Today is March 15th. In a month I will turn 30. While thinking about this minor milestone I began to reflect on all the experiences that got me to this year. Therefore, I've decided over the next thirty days I will write about one experience that either deeply affected me or changed my life. I would like to claim this was an original idea, but that would be a lie. A girl I grew up with started a blog, that is leading up to her 30th birthday, where she highlights one individual, who affected her, each day...and yes, I made the list. Anyway, I know it's not 365 entries, but I think 30 will do.
The following are in no particular order:
In middle school each month our school would hold a dance. This was an event not to be missed. For three hours, our innocent gym would be turned into a prepubescent heaven. While swaying in a circle to a Poison or Bon Jovi ballad, sixth, seventh and eighth graders would make out like little bunnies.
When I was in sixth grade I was “dating” a hot thang named Dave Miltenberger. I know…the last name screams hot. I had pecked him a couple of times at some “boy girl” parties, but had never gone in for the real deal. At a middle school dance in March, Dave and I decided to take the next step in our relationship. I will never forget how incredibly magical this moment was.

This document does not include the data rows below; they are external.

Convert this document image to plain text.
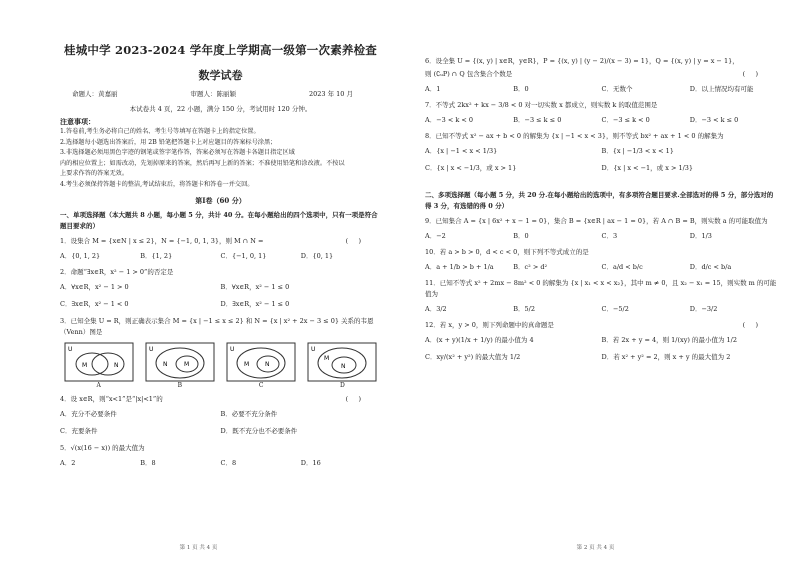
桂城中学 2023-2024 学年度上学期高一级第一次素养检查
数学试卷
命题人：黄嘉丽	审题人：陈丽颖	2023 年 10 月
本试卷共 4 页，22 小题，满分 150 分，考试用时 120 分钟。
注意事项：
1.答卷前,考生务必将自己的姓名、考生号等填写在答题卡上的指定位置。
2.选择题每小题选出答案后，用 2B 铅笔把答题卡上对应题目的答案标号涂黑；
3.非选择题必须用黑色字迹的钢笔或签字笔作答，答案必须写在答题卡各题目指定区域
内的相应位置上；如需改动，先划掉原来的答案，然后再写上新的答案；不准使用铅笔和涂改液。不按以
上要求作答的答案无效。
4.考生必须保持答题卡的整洁,考试结束后，将答题卡和答卷一并交回。
第Ⅰ卷（60 分）
一、单项选择题（本大题共 8 小题，每小题 5 分，共计 40 分。在每小题给出的四个选项中，只有一项是符合题目要求的）
1．设集合 M = {x∈N | x ≤ 2}，N = {−1, 0, 1, 3}，则 M ∩ N =	(     )
A．{0, 1, 2}	B．{1, 2}	C．{−1, 0, 1}	D．{0, 1}
2．命题“∃x∈R，x² − 1 > 0”的否定是
A．∀x∈R，x² − 1 > 0	B．∀x∈R，x² − 1 ≤ 0
C．∃x∈R，x² − 1 < 0	D．∃x∈R，x² − 1 ≤ 0
3．已知全集 U = R，则正确表示集合 M = {x | −1 ≤ x ≤ 2} 和 N = {x | x² + 2x − 3 ≤ 0} 关系的韦恩（Venn）图是
U
M	N
A
U
N	M
B
U
M	N
C
U
M
N
D
4．设 x∈R，则“x<1”是“|x|<1”的	(     )
A．充分不必要条件	B．必要不充分条件
C．充要条件	D．既不充分也不必要条件
5．√(x(16 − x)) 的最大值为
A．2	B．8	C．8	D．16
第 1 页 共 4 页
6．设全集 U = {(x, y) | x∈R，y∈R}，P = {(x, y) | (y − 2)/(x − 3) = 1}，Q = {(x, y) | y = x − 1}，
则 (∁ᵤP) ∩ Q 包含集合个数是	(     )
A．1	B．0	C．无数个	D．以上情况均有可能
7．不等式 2kx² + kx − 3/8 < 0 对一切实数 x 都成立，则实数 k 的取值范围是
A．−3 < k < 0	B．−3 ≤ k ≤ 0	C．−3 ≤ k < 0	D．−3 < k ≤ 0
8．已知不等式 x² − ax + b < 0 的解集为 {x | −1 < x < 3}，则不等式 bx² + ax + 1 < 0 的解集为
A．{x | −1 < x < 1/3}	B．{x | −1/3 < x < 1}
C．{x | x < −1/3，或 x > 1}	D．{x | x < −1，或 x > 1/3}
二、多项选择题（每小题 5 分，共 20 分.在每小题给出的选项中，有多项符合题目要求.全部选对的得 5 分，部分选对的得 3 分，有选错的得 0 分）
9．已知集合 A = {x | 6x² + x − 1 = 0}，集合 B = {x∈R | ax − 1 = 0}，若 A ∩ B = B，则实数 a 的可能取值为
A．−2	B．0	C．3	D．1/3
10．若 a > b > 0，d < c < 0，则下列不等式成立的是
A．a + 1/b > b + 1/a	B．c² > d²	C．a/d < b/c	D．d/c < b/a
11．已知不等式 x² + 2mx − 8m² < 0 的解集为 {x | x₁ < x < x₂}，其中 m ≠ 0，且 x₂ − x₁ = 15，则实数 m 的可能值为
A．3/2	B．5/2	C．−5/2	D．−3/2
12．若 x，y > 0，则下列命题中的真命题是	(     )
A．(x + y)(1/x + 1/y) 的最小值为 4	B．若 2x + y = 4，则 1/(xy) 的最小值为 1/2
C．xy/(x² + y²) 的最大值为 1/2	D．若 x² + y² = 2，则 x + y 的最大值为 2
第 2 页 共 4 页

I think we were slow dancing to “Something to Believe In” by Poison when Dave’s older brother came dancing up next to us with his girlfriend. Before we could say hi, he started to kiss his girlfriend. Dave took one look at them, then at me and raised one eyebrow. How could I resist the last name AND now such a smooth proposal? I think I just shrugged my shoulders, and before I knew it, Dave went in for the kill. I wish I could say fireworks exploded and chills ran down my spine. Instead, I was more conscious of how disgusting this experience was becoming and that I wanted to get away as soon as possible. After, what seemed like ten minutes, Dave pulled away and before I could say, “Gee, thanks,” my sister and friends pulled me into the girls’ locker room for a de-briefing of the experience.
I include this as a “life-changing” experience because of how different I felt after that moment. No, it wasn’t the awakening of my carnal side, but more an event I can point to where I felt a little older. I remember getting into the car with my mom and actually feeling a little more equal with her because I had kissed a boy. Little did I know that that kiss would probably be my worst, and Dave was only going to be a sixth grade fling.